Andrews v. Joseph Cohen & Sons, 45 F. Supp. 732 (S.D. Tex. 1941)
December 17, 1941
JOSEPH COHEN & SONS, Inc., et al.
District Court, S. D. Texas, Houston Division.
*733 Chas. O. Guynes, E. B. Colgin, and John A. Vivier, all of Houston, Tex., for plaintiffs.
Wood, Gresham, McCorquodale & Martin and Roland Johnson, all of Houston, Tex., for defendants.
KENNERLY, District Judge.
This is a suit by plaintiffs against defendants for damages for an alleged injury to plaintiff Mrs. Ellen Andrews and to plaintiff's automobile, alleged to have occurred on or about November 7, 1939, on a Texas highway in the City of Wharton, Texas, in this District, but in the Galveston Division, in an accident in which plaintiff's automobile was in a collision with another automobile driven by defendant A. F. Adler, alleged to be an employee of defendant Joseph Cohen & Sons, Inc. It is alleged that such automobile driven by Adler was owned by one or the other or both of defendants.

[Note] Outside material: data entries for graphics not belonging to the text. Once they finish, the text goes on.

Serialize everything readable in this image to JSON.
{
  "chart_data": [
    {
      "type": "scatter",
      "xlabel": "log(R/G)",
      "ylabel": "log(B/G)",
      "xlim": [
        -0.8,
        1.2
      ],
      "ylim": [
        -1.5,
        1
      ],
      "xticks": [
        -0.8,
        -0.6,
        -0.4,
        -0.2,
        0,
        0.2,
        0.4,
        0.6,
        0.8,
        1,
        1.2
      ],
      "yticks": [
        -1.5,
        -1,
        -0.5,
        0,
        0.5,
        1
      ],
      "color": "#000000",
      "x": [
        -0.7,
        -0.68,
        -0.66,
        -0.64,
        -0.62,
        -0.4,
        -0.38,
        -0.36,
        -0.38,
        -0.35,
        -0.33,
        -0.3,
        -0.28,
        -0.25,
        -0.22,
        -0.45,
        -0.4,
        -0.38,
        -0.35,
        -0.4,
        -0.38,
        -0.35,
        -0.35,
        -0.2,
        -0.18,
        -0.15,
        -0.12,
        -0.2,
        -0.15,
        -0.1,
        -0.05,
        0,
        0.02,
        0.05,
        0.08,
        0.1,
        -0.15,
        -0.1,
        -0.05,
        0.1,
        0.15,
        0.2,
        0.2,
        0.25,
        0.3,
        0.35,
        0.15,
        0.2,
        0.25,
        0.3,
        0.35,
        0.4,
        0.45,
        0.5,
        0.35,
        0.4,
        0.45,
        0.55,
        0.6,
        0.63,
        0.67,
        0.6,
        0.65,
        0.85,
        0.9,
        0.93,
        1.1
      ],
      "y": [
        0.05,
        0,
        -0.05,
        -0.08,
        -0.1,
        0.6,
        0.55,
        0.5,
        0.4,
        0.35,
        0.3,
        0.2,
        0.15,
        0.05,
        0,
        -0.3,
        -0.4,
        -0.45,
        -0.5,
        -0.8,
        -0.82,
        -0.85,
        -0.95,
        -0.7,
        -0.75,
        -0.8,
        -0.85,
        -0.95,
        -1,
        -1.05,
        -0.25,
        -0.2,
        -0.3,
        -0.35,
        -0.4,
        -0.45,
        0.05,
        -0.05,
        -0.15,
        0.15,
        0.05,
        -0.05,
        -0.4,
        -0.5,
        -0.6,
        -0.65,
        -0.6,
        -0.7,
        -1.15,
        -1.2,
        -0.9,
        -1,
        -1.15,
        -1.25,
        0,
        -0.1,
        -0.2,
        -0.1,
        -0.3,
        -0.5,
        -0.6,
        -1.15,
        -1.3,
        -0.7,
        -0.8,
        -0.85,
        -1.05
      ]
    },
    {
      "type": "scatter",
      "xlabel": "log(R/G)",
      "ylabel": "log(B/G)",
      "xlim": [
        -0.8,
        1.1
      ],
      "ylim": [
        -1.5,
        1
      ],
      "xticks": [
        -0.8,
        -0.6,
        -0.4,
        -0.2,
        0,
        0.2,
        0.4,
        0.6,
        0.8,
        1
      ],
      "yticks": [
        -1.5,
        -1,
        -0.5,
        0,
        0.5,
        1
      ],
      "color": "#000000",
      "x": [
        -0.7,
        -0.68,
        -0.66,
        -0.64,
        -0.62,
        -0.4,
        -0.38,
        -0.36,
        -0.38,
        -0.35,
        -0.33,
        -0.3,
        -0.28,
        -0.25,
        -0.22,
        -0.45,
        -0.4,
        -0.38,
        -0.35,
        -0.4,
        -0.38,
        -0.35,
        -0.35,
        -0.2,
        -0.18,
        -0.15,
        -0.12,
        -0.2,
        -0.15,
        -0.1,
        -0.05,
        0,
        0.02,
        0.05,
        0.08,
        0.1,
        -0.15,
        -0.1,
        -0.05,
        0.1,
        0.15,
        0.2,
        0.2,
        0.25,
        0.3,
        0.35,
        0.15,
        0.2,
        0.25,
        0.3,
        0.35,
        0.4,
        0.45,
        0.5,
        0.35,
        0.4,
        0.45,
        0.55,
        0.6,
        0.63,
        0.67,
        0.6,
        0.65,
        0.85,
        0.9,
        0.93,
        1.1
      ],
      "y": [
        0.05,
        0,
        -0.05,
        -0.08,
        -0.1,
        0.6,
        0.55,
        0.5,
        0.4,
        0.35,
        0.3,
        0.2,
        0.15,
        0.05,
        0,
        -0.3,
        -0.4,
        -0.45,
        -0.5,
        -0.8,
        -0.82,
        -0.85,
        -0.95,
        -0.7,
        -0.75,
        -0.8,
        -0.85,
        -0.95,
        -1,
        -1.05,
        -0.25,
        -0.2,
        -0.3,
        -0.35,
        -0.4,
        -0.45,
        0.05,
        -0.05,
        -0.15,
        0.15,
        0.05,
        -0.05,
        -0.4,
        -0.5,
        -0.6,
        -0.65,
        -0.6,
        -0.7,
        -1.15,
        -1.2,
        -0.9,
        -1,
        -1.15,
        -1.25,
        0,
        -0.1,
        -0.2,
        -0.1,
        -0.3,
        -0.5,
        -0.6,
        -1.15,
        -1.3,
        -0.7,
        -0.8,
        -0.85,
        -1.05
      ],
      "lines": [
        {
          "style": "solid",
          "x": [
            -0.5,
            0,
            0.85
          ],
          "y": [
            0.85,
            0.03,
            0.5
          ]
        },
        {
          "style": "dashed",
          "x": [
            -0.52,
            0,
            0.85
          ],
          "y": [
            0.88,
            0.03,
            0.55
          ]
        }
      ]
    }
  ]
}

In plaintiffs' original complaint, it is alleged that plaintiffs are citizens of Texas, and that defendant Adler is a citizen of the State of Missouri, and that the defendant Cohen & Sons, Inc. is a citizen of the State of New York. In a pleading which plaintiffs call a trial amendment, it is alleged in the alternative that if defendant Adler is not a citizen of the State of Missouri, he is a citizen of Germany.
Process was served under Article 2039 of the Texas Revised Statutes.
Defendants complain neither of the manner of serving process nor of the jurisdiction, but of the venue. They have filed separate motions to dismiss, in each of which, and in their briefs, they bring forward the claim that under Section 112, Title 28 U.S.C.A., this suit may not be prosecuted in this District, but must be prosecuted, if at all, in the District of which defendants or one of them is an inhabitant. They cite Southern Pacific Company v. Denton, 146 U.S. 202, 13 S. Ct. 44, 36 L. Ed. 942; McLean v. State of Mississippi, 5 Cir., 96 F.2d 741, 119 A.L.R. 670; Goff Co. v. Lamborn & Co., 5 Cir., 281 F. 613; Roberts v. Pacific & Atlantic R. R. Co., 9 Cir., 121 F. 785; Niccum v. Northern Assurance Co., D.C.Ind., 17 F.2d 160; Section 41, 28 U.S.C.A.; Section 112, 28 U.S.C.A.; Rule 82, New Federal Rules of Civil Procedure, 28 U.S.C.A. following section 723c.
They also claim that the suit should have been brought in the Galveston Division, because plaintiffs reside in and the alleged accident occurred in that Division.
1. If as alleged in plaintiffs' original complaint the defendant Adler is a citizen of the State of Missouri and the defendant Cohen & Sons, Inc. is a citizen of the State of New York, without doubt the venue under Section 112 is in this, the District in which plaintiffs reside.
But if the defendant Adler is a citizen of Germany (an alien), I would incline to the view that the suit must, under the cases cited by defendants, be brought and prosecuted in the District in which defendant Cohen & Sons, Inc. has its domicile, were it not for two Supreme Court decisions.
In Neirbo v. Bethlehem Shipbuilding Corporation, 308 U.S. 165, 167, 60 S. Ct. 153, 84 L. Ed. 167, 128 A.L.R. 1437, the Supreme Court discussed at length the question of suits against corporations in States other than the State of their domicile and laid down the rule that a corporation may be sued in the State in which it has obtained a permit to do business and in which it has thereby consented to be sued. In Hess v. Pawloski, 274 U.S. 352, 47 S. Ct. 632, 71 L. Ed. 1091, the Supreme Court upholds a Massachusetts Statute similar to our Texas Statute (Article 2039A, Vernon's Ann.Civ.St.), to the effect that by the use *734 of the highways of a State, the non-resident owner of an automobile submits himself to the jurisdiction of, and consents to be sued in, the courts of that State.
Based on these two cases and the cases cited therein, I conclude that, without regard to Section 112, both jurisdiction and venue of this case are in this court.
2. Counsel for both parties reside in Houston. Plaintiffs reside in Wharton, near Houston. Apparently it would be more convenient to try this case in the Houston Division than the Galveston Division, and the question of whether the case should be transferred to the Galveston Division for trial is not, therefore, deemed important, unless defendants shall insist upon a decision of the question.
It follows that defendants' motions to dismiss should be denied, but the question of whether the case should be transferred to the Galveston Division left undetermined.